Lumber Liquidators asserts that the EIA report “contained numerous inaccuracies and unsubstantiated claims”, but has yet to provide even one fact to rebut the report, which I found to be an extremely impressive piece of investigative work – and 100% consistent with everything we know about the wild-west business environment in Russia and China: widespread corruption, weak rule of law, little concern for the environment, etc.

 

Federal authorities obviously think the EIA report is credible, as agents from the Department of Homeland Security’s Immigration and Customs Enforcement and the U.S. Fish and Wildlife Service on September 26th raided LL’s headquarters, executing sealed search warrants “which relate to the importation of certain of the Company’s wood flooring products.”

 

Lumber Liquidators’s only response has been to say (on the Q3 earnings conference call), “We are continuing to cooperate fully with the authorities to provide them with the requested information and there is no update or additional information pertaining to the request that we can provide at this time.” The company’s silence speaks volumes.

 

Lumber Liquidators’s second line of defense appears to be that even if the EIA report is correct, it focuses on only one supplier, which the company can simply stop sourcing from with minimal disruption since “no single mill provides more than 4% of our hardwood purchases and no single hardwood product represents more than 1% of our sales mix.”

 

I’m skeptical that this is an isolated problem limited to one rogue supplier. Rather, the combination of a) the evidence in the EIA report, b) the unusually rapid increase in Lumber Liquidators’s margins to unprecedented levels immediately after acquiring a Chinese supply chain company, and c) the hugely corrupt business environment in both Russia and China lead me to believe that Lumber Liquidators has a big problem on its hands.
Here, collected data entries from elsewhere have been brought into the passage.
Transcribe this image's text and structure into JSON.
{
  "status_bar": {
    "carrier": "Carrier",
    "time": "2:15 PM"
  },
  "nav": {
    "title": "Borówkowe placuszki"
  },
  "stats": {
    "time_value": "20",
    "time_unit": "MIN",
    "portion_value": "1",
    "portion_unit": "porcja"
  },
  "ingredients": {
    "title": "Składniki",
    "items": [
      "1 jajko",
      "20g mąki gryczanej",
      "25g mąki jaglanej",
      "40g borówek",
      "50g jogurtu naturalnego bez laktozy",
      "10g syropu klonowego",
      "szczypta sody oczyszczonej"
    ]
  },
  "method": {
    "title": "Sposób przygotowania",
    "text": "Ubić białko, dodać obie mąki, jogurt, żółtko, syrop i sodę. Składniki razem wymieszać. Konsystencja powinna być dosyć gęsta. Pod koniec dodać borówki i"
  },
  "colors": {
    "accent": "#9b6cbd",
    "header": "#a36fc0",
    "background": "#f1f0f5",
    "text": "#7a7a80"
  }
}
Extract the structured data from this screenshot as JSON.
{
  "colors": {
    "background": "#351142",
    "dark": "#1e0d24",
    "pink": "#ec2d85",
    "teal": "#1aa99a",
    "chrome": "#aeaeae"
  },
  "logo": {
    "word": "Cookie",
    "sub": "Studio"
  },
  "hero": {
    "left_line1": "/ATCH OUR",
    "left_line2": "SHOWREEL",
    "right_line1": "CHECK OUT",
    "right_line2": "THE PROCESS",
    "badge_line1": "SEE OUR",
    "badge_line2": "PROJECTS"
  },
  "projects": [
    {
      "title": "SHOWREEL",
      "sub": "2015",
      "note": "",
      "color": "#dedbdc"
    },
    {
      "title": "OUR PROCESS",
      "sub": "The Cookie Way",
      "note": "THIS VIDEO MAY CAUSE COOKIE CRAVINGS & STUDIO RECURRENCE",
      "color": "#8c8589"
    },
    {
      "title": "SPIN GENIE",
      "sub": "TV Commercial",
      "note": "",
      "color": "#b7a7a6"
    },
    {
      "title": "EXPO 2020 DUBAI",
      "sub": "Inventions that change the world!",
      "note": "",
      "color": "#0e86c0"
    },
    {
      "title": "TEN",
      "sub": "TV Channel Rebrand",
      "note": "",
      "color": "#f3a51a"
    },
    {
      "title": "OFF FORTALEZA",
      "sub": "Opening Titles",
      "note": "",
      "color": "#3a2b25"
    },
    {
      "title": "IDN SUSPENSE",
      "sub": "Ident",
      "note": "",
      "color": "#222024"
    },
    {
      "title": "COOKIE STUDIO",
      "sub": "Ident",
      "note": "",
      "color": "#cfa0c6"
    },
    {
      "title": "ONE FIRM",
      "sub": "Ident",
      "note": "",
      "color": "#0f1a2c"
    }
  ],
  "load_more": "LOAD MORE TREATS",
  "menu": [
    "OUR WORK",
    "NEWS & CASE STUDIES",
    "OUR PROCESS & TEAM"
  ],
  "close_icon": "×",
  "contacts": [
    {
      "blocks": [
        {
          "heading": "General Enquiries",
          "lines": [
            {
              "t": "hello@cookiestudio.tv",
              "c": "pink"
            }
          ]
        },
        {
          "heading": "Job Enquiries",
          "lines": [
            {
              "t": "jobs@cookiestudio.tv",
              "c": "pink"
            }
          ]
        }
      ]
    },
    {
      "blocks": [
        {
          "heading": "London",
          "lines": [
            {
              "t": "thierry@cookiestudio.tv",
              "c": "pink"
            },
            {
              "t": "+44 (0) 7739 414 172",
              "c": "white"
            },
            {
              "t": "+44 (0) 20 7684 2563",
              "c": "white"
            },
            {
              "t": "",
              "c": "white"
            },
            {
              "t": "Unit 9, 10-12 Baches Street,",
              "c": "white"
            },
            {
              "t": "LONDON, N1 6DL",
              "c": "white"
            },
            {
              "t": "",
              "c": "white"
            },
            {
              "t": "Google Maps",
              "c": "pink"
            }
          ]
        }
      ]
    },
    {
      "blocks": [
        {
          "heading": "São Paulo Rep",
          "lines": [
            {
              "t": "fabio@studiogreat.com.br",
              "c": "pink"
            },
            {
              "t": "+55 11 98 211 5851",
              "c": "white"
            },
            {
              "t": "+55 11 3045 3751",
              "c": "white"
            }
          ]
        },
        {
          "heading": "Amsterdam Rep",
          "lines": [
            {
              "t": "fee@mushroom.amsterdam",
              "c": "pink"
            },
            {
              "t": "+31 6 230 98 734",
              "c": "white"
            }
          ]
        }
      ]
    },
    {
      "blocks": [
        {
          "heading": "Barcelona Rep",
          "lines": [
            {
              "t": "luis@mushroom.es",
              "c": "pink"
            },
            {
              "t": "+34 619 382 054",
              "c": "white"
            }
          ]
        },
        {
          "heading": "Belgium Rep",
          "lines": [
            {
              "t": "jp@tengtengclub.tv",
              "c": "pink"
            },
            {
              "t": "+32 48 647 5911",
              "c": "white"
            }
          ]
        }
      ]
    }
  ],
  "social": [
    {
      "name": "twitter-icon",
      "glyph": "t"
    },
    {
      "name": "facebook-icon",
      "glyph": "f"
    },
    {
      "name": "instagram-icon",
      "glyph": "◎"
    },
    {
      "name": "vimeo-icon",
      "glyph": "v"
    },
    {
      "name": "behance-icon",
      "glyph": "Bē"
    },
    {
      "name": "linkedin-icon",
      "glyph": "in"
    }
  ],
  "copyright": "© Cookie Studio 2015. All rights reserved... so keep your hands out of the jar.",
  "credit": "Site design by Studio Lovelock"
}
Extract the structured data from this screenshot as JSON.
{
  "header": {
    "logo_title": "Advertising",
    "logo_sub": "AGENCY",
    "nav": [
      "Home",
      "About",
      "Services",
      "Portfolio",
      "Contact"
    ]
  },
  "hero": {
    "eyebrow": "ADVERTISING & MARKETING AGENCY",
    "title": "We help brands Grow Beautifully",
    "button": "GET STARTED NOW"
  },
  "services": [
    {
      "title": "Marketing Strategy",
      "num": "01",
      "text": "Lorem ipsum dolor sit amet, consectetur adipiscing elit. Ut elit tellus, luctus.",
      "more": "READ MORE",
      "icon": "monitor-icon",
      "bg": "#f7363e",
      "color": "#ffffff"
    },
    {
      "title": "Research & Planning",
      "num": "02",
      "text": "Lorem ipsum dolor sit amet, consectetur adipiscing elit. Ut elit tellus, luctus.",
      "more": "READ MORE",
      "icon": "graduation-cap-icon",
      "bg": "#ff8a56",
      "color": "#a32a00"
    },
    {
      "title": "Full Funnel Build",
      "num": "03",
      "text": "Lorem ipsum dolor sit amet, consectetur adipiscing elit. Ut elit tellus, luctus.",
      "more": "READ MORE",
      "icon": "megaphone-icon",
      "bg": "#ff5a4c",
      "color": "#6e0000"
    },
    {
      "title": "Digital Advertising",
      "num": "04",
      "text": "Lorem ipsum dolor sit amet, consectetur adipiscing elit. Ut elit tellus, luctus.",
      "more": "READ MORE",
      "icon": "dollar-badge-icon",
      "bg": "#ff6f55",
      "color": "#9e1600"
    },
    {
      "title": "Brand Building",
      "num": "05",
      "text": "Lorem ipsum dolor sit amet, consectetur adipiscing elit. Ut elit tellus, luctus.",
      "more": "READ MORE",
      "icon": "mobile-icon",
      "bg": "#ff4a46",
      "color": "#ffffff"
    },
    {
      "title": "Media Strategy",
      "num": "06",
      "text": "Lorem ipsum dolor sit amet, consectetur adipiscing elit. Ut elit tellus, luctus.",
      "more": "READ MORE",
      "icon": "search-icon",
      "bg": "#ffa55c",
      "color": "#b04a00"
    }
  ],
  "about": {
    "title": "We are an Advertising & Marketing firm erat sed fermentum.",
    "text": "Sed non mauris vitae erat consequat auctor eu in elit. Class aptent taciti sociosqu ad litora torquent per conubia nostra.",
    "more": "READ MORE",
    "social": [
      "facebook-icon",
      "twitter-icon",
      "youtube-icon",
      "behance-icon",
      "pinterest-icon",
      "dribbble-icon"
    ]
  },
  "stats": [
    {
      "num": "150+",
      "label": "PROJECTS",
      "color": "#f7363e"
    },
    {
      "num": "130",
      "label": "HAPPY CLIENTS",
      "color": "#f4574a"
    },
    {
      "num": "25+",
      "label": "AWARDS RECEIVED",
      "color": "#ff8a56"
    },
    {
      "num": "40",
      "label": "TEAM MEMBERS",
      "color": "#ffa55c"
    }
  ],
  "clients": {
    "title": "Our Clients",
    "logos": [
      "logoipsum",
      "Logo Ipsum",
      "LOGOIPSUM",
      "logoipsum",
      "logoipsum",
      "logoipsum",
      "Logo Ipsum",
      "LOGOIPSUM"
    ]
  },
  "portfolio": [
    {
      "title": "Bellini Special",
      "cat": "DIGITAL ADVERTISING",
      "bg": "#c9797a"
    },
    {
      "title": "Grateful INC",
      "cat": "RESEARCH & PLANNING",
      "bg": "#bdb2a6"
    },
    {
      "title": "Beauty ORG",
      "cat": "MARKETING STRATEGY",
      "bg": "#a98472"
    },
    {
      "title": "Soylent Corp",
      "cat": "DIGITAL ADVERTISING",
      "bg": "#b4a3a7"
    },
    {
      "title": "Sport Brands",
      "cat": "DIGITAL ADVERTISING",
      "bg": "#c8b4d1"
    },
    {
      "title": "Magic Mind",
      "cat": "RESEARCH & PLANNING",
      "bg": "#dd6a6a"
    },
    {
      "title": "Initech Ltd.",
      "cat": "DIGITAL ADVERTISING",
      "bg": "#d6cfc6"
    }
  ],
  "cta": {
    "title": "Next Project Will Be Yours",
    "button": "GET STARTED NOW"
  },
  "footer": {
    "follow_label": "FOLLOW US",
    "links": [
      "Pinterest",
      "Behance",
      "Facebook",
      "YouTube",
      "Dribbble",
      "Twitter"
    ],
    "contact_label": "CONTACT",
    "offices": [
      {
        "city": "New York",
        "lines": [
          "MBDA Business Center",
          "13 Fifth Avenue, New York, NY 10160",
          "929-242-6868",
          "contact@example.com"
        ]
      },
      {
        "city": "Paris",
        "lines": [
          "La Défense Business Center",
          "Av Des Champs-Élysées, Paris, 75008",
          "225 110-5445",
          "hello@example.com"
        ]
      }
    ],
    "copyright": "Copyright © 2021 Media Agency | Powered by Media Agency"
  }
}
Though I can’t prove it, the evidence I see, combined with common sense, makes me think it’s highly likely that what EIA has uncovered is a pervasive problem across Lumber Liquidators’s Chinese supply chain.

 

Since the raid, I assume that the company is scrambling to show the authorities that whatever problems are in their supply chain are isolated cases, they didn’t know about it, etc. But keep in mind that the authorities raided Lumber Liquidators based on the EIA report, so they’re not going to be easily fooled by some spin and token actions. Rather, I think Lumber Liquidators right now has no choice but to very quickly clean up its act to avoid major sanctions by the authorities.

 

Specifically, I think Lumber Liquidators will have to: 1) immediately stop sourcing from suppliers they even suspect are trafficking in illegal wood; 2) find replacement suppliers; and 3) ensure their entire worldwide supply chain is pristine. Doing all of these things is likely to be very costly and disruptive to the business – not to mention management being distracted by having to deal with the authorities for the foreseeable future.

 

These things might not matter if the stock were cheap, but it’s not: after a 7x run-up in less than two years, it trades at 40x trailing earnings and 22x trailing EBITDA.

 

My two-year price target is $53 (and I think I’m being generous) based on the following back-of-the-envelope math:

 

  • ·         Sales grow 16% annually in the next two years, as analysts expect (resulting in revenue of $1.35 billion)
  • ·         Operating margins give back half of the 830 basis point increase in the last nine quarters and fall to 9% (still far above the long-term average)
  • ·         The market responds to this by assigning the stock a 20x P/E multiple
  • ·         Result: $1.35B x 9% – 39% tax rate / 28M shares = $2.65 EPS x 20 = $53

 

2) I short LL knowing it’s been carnage in short-land (see below), but here’s an interesting data point from a speaker at the Robin Hood Investors Conference (if you know the study he’s referring to, please let me know): stocks with the highest short interest underperform by 7% annually, but sometimes they go parabolic and this is the 2nd worst case of this in the last 25 years, trailing only 2003.